Wood Mackenzie’s assessment chimes with that of the International Energy Forum, which notes total global investment into oil and gas exploration and production fell by 34pc last year to $261bn, the lowest since 2004. Annual investment will need to be 25pc higher over the next three years to stave off a supply crisis, much faster than the pace of recovery after the 2014 to 2016 slump, all of which augurs higher prices.

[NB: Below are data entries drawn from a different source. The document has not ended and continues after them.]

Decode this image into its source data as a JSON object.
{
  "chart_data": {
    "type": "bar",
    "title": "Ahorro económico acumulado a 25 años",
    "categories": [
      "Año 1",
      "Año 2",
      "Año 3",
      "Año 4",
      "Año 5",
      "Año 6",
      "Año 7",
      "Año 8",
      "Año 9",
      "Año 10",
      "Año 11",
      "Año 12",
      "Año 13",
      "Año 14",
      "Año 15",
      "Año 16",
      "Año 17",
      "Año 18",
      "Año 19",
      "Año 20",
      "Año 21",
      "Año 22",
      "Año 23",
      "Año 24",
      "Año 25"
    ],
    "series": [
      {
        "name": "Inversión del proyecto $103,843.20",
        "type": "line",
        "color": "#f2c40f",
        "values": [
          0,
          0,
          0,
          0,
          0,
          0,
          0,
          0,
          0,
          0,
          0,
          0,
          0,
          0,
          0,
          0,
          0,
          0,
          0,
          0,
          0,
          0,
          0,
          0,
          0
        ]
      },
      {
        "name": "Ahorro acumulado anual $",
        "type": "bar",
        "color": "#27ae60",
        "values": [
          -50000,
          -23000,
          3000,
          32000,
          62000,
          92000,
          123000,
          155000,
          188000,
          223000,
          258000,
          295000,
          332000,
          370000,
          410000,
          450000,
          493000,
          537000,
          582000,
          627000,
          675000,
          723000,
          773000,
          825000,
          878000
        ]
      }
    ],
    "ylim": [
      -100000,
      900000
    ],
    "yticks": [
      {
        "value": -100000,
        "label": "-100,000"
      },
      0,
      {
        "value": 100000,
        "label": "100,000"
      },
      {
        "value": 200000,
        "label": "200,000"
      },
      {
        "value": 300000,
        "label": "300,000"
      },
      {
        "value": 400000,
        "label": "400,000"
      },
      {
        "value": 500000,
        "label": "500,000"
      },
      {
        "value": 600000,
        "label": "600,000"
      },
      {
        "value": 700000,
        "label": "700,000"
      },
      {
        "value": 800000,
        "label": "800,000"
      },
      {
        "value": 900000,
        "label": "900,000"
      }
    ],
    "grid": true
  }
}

For those hopeful for the industry’s short to medium term prospects – to seek to peer further into the clouds would seem foolhardy – EnQuest is an investment worth considering. Relative to really quite recent history the company’s stock might be considered significantly undervalued. It was 25p just before the pandemic, and around 40p just two years ago: it is currently around 13p, with the company’s market cap down to £230m

EnQuest seems to have managed 2020 rather better than some of its peers. Should the North Sea industry pick up again the company’s shares might offer a reliable means of tracking the sector’s recovery.